The Associated Press sent open-records requests to the top lawmakers in all 50 states and most governors, seeking copies of their daily schedules and emails from the government accounts for the week of Feb. 1-7. The AP received more denials than approvals from lawmakers. It did not generally request emails from private accounts because rules and practices on those vary widely from state to state.
These summaries show how they responded in local states:
State law says there is a “presumption of public accessibility to all public records,” although there are plenty of exemptions.
The House speaker and minority leader released their emails in response to an AP request, but their Senate counterparts did not.
All the top lawmakers declined to release detailed personal calendars. The House said that’s because they “are in draft form, contain appointments that may or may not occur, are revised daily, are never corrected, and are not an accurate log” of actual appointments. The Senate said the records requests were “overly broad and lack a reasonably specificity for the information sought.” The state constitution says lawmakers are privileged for “words spoken in debate, or any report, motion or proposition made.”

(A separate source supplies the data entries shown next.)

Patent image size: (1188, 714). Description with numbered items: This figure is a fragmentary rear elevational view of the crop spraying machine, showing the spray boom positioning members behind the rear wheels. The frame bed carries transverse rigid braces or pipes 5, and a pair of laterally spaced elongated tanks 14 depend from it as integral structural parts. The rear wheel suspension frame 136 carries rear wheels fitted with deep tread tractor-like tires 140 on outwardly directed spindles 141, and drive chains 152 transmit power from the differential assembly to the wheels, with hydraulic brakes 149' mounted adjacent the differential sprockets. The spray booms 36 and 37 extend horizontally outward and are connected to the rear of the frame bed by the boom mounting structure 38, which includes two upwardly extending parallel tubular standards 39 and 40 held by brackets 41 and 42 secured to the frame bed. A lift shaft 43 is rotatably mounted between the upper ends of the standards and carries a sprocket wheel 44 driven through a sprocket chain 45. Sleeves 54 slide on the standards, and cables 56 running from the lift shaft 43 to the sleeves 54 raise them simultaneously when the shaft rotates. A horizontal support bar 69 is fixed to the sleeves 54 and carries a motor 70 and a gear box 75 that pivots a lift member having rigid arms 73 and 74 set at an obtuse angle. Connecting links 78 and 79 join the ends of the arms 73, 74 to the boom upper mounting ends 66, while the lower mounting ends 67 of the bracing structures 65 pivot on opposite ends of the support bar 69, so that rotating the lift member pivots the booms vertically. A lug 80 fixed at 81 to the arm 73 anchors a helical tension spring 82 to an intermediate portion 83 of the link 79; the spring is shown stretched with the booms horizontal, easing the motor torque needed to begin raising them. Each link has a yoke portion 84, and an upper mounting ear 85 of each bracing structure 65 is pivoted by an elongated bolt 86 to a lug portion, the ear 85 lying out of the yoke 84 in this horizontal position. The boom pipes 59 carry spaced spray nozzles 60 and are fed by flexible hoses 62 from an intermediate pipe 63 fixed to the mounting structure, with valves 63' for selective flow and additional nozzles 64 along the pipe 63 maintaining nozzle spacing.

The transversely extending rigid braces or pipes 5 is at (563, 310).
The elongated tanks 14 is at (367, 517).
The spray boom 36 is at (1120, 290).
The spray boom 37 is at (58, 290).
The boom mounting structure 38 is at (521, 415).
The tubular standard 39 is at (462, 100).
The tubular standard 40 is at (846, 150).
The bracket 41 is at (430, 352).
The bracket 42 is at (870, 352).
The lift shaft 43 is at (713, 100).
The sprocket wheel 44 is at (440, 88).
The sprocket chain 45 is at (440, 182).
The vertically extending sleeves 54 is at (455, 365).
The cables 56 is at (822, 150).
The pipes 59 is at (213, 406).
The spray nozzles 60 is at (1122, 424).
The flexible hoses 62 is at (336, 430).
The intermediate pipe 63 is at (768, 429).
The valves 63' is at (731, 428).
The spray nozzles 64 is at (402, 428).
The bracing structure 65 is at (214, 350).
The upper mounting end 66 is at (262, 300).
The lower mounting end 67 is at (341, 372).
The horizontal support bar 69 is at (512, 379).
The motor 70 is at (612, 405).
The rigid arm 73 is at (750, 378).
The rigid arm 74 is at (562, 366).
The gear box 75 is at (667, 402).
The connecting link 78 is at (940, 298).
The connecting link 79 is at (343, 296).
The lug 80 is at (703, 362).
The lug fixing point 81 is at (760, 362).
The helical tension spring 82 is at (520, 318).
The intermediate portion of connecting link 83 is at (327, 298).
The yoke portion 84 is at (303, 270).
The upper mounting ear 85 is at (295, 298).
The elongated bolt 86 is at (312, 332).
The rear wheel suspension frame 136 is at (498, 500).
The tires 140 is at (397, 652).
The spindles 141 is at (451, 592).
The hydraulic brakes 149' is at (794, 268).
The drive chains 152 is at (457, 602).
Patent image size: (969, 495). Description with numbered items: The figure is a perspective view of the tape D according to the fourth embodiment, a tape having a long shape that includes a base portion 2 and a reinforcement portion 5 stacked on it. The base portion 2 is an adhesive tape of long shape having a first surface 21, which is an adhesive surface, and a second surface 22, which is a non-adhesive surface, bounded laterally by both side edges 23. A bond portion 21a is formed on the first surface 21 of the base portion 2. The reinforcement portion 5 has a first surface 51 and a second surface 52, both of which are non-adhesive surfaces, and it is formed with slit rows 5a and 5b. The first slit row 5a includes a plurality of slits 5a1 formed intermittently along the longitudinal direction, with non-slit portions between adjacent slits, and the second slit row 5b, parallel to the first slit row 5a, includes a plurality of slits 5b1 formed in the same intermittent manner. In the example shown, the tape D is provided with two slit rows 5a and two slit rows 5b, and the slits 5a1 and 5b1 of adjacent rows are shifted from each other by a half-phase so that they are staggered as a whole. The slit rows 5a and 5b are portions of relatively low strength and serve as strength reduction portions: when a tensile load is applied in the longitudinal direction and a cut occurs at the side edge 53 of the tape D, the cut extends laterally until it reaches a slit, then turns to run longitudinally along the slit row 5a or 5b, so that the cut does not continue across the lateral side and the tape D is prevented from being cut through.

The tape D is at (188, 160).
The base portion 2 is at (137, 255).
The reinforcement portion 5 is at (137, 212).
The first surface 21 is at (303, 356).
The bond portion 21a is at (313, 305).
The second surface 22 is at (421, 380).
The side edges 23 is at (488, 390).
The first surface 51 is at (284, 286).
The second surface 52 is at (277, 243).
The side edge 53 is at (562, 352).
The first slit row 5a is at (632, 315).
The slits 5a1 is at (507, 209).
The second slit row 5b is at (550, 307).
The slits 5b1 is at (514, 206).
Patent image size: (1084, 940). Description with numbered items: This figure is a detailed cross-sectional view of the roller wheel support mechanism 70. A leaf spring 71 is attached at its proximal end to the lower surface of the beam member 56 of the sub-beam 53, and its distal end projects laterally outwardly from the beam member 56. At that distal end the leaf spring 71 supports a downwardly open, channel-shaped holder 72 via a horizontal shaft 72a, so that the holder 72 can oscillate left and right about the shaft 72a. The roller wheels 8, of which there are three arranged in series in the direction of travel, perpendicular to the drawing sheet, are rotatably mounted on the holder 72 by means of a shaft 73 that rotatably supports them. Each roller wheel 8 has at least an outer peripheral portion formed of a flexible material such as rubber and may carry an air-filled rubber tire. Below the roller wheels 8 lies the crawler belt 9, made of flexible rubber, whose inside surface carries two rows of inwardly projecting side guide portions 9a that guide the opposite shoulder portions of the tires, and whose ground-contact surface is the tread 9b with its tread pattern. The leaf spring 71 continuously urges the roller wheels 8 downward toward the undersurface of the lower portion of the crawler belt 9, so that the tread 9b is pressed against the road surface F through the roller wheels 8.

Gov. Earl Ray Tomblin’s office said he does not personally use his official email account. It said the account received more than 600 emails over the timeframe. Tomblin did not release his detailed calendar, echoing the reasoning of the House.
Maryland’s Public Information Act gives the public the right to access government records without unnecessary cost and delay. However, not all government records are disclosable under the law.
For example, state legislators are shielded from disclosing documents relating to legislative activities by an absolute constitutional privilege, according to counsel for the General Assembly. When the AP requested emails and a daily schedule of activities for top lawmakers for the first week of February, most of the records would not have been releasable under the law, according to the attorney. However, the legislators waived legislative privilege and released hundreds of pages of documents, anyway.
The governor’s office also released his emails and calendar for the same week’s period.
Virginia’s public records law grants elected officials broad discretion in what they can withhold, including any correspondence or records related to “personal or deliberative use.”
Gov. Terry McAuliffe and the top Democrats and Republicans in both the House and the Senate all declined to provide emails The Associated Press requested. The governor and Democratic legislative leaders provided their calendars. Republican Senate Majority Leader Tommy Norment also provided calendars, but it showed only floor sessions and committee and caucus meetings – not any private meetings or events. Republican House Speaker William J. Howell said the request for a week’s worth of his calendar was too vague to qualify as a legitimate public records request.
Requests to all four legislative leaders for emails and calendars were denied.
Legislative records are narrowly defined under the state’s Right-to-Know Law and include financial records, bills, co-sponsorship memos, chamber rules and other documents, but notably, not emails or daily schedules. The Senate letter denying access to those documents noted that making the request of the senators directly rather than through the clerk’s office could have delayed the process. The Senate also noted the AP had made very similar requests for correspondence in 2009, with the same negative result. Those two 2009 requests were the first appeals handled under a revamped public-records law that took full effect that year.
The governor’s office has exercised its right to take up to 35 days to comply with the pending request, and its full response is due by March 17. Gov. Tom Wolf, a Democrat in his second year, has posted his public schedule online, a break from past practice that was apparently a response to an open-records court case.